Like this one from Bloomberg.
We might be looking at a lost generation for U.S. home values.
Far too many analysts are calling a bottom to the housing market after home prices in 20 metropolitan areas declined at a slower pace in February, according to the Standard & Poor’s/Case-Shiller Index.
Don’t be blinded by the glint of optimism in headlines about rising consumer confidence and slowing price declines. Demographic and market realities tell a more sobering story.
You won’t see a widespread housing rebound in an economy in which 600,000 jobs a month are lost and foreclosures ravage the most overleveraged areas. These are just the visible barriers to a recovery.
Mortgage lending has also been an unusually tightfisted process of late. Lenders are demanding a 20 percent deposit for home purchases, and want impeccable credit ratings. About 45 percent of U.S. banks surveyed by the Federal Reserve said they had “tightened their lending standards on prime mortgages.” I suspect that number is much higher.
Then there’s the reality that the market is glutted with homes. A record 19 million homes stood empty at the end of 2008.
What you can’t see in the most recent housing numbers is the least-visible driver of home prices today: demographics.
Baby Boomers
The baby-boomer generation, the largest in American history, will be buying fewer single-family homes.
The U.S. is experiencing a 40-year generational peak in consumer spending, one that will lead to “the first and last Depression of our lifetimes,” author Harry Dent predicts in his book “The Great Depression Ahead” (Free Press, 2008).
Although we may not be headed for a 1930s-style Depression, there’s plenty of evidence to suggest that boomers are dumping their four- and five-bedroom suburban homes for two- and three- bedroom condominiums.
Trouble Spots
That’s why it’s unlikely that there will be any swift recoveries in Phoenix, Las Vegas or San Francisco, where prices fell 35 percent, 32 percent and 31 percent respectively in February from a year earlier, according to the Case-Shiller Index.

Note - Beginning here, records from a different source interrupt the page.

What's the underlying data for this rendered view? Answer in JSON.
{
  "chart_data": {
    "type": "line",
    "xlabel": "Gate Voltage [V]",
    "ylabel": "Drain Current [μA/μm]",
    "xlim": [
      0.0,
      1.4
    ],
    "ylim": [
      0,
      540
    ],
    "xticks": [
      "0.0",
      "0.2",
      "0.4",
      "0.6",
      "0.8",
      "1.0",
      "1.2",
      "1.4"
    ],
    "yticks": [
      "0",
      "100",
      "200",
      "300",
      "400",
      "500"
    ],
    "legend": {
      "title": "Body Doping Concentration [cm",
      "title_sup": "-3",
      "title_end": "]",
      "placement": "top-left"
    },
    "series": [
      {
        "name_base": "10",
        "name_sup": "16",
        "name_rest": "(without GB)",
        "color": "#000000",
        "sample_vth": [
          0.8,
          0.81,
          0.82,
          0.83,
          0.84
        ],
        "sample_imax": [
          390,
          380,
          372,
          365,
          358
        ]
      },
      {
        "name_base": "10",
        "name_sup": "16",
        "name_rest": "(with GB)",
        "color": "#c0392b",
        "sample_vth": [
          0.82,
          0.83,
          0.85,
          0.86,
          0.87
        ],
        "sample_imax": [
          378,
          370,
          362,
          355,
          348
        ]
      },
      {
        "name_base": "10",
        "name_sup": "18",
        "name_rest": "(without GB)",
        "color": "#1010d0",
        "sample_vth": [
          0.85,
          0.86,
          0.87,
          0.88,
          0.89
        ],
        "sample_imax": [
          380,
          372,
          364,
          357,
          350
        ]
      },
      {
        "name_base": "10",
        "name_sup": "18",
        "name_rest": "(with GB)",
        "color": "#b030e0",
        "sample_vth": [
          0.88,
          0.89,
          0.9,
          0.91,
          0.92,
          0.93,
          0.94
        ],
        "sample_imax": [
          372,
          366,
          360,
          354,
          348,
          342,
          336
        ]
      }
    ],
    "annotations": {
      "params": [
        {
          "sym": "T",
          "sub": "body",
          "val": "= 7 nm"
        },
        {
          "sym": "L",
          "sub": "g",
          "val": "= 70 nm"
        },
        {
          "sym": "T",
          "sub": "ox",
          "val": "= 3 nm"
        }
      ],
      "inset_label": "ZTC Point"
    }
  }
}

More setbacks are coming in central and Southern California and south Florida.
One thing hasn’t changed in this recession: Those who are mobile will continue to move where jobs are relatively plentiful and housing is cheaper.
One of the reasons the housing mania was so damaging was that median home prices rose to about three times average household incomes as opposed to double income levels in 1950. (or TEN times household incomes here in SoCal!!)
Wages simply weren’t keeping pace with housing inflation, so homeowners overleveraged to make up the difference. The wave of deleveraging will depress home prices in most markets.